All the alternative layouts perform very significantly better than the traditional ones (Qwerty and similar). The biggest interest for ergonomics is using an alternative layout at all, the selected choice matters a lot less.

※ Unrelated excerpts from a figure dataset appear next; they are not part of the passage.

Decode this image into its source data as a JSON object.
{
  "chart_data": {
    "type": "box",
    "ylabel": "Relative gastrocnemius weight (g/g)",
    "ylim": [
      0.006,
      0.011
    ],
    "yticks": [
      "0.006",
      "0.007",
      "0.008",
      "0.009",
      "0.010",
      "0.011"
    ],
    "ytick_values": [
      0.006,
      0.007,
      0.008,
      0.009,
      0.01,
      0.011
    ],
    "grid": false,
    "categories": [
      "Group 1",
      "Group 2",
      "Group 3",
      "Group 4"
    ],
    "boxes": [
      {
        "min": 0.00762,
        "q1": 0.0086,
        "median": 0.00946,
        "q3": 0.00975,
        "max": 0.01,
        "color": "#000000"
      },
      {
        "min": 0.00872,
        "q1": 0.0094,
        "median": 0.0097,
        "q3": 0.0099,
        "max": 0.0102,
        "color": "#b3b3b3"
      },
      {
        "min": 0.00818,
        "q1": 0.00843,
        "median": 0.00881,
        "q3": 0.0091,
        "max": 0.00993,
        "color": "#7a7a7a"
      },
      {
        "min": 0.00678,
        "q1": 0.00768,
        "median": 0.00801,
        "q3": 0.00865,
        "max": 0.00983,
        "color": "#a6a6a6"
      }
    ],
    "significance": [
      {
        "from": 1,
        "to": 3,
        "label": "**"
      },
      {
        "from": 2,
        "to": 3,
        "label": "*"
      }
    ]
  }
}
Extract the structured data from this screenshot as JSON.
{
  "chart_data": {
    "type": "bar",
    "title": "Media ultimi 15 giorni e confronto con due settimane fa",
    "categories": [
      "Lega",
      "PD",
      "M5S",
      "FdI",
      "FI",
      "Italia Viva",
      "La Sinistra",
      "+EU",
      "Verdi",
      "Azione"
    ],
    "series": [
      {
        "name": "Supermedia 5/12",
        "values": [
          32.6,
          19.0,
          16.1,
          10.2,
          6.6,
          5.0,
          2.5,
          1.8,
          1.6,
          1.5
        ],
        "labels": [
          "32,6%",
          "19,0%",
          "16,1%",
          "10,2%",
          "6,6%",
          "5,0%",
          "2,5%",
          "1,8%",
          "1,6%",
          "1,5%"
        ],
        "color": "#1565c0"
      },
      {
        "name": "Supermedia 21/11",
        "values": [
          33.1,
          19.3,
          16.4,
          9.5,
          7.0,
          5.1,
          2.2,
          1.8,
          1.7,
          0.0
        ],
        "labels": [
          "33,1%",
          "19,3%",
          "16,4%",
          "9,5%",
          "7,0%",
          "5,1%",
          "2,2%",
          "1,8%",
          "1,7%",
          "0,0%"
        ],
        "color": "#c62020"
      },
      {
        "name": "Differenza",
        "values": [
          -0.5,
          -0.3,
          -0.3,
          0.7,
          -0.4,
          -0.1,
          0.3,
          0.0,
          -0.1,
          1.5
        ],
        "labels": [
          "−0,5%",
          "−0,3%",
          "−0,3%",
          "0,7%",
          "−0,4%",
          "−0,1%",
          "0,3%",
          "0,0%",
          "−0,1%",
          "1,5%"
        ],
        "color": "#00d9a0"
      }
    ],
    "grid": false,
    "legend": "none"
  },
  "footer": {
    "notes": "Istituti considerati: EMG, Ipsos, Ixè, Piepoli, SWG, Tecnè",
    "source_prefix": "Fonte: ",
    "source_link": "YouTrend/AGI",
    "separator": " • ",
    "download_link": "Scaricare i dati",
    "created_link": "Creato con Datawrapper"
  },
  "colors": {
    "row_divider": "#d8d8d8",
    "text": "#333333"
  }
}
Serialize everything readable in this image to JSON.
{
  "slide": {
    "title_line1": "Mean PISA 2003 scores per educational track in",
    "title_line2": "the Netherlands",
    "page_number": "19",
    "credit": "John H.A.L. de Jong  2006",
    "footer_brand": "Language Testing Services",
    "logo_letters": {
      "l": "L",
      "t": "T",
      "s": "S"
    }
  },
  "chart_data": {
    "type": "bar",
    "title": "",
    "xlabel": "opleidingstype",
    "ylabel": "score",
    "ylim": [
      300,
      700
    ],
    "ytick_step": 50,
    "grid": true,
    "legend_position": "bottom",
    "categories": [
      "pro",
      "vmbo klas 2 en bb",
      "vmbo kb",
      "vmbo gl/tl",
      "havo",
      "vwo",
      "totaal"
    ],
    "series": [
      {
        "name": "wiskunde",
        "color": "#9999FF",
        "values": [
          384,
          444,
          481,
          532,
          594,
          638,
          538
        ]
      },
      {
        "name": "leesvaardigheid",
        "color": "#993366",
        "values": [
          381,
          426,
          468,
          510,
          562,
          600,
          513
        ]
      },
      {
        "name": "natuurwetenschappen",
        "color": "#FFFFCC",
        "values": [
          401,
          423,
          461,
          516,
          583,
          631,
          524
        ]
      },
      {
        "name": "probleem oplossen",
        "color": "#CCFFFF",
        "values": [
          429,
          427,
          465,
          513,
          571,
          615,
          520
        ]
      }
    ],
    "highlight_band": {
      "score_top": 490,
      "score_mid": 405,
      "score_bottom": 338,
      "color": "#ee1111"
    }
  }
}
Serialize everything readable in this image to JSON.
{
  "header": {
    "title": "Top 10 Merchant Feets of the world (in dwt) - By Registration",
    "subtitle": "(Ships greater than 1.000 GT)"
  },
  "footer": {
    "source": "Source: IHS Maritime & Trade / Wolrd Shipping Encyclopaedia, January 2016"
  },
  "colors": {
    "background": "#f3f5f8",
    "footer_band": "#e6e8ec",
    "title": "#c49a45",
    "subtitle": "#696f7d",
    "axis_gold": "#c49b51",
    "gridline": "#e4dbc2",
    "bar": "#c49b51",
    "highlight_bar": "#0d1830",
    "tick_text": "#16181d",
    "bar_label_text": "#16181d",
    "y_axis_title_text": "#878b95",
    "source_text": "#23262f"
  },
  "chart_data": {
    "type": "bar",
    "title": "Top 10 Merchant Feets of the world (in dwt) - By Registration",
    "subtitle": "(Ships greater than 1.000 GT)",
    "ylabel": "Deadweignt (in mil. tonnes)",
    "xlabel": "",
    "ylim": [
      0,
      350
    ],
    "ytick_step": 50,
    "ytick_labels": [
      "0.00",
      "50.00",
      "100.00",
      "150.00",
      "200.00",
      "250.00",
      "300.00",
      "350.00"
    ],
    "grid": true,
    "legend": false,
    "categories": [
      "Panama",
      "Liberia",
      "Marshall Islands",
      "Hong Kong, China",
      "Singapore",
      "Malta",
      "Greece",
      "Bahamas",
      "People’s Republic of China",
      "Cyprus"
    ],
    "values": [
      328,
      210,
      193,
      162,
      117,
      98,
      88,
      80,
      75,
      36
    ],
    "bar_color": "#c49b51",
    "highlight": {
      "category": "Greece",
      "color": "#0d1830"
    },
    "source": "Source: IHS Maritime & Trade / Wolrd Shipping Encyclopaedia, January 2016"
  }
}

The options that perform the best are some Colemak variants like DH (image below), the obscure BEAKL 19bis, the Engram, as well as the layouts generated by Mathematical multicore (MTGAP).
In conclusion, the Colemak DH layout is particularly recommended for its good results and better shortcuts access, familiarity with Qwerty, and larger positive user feedback.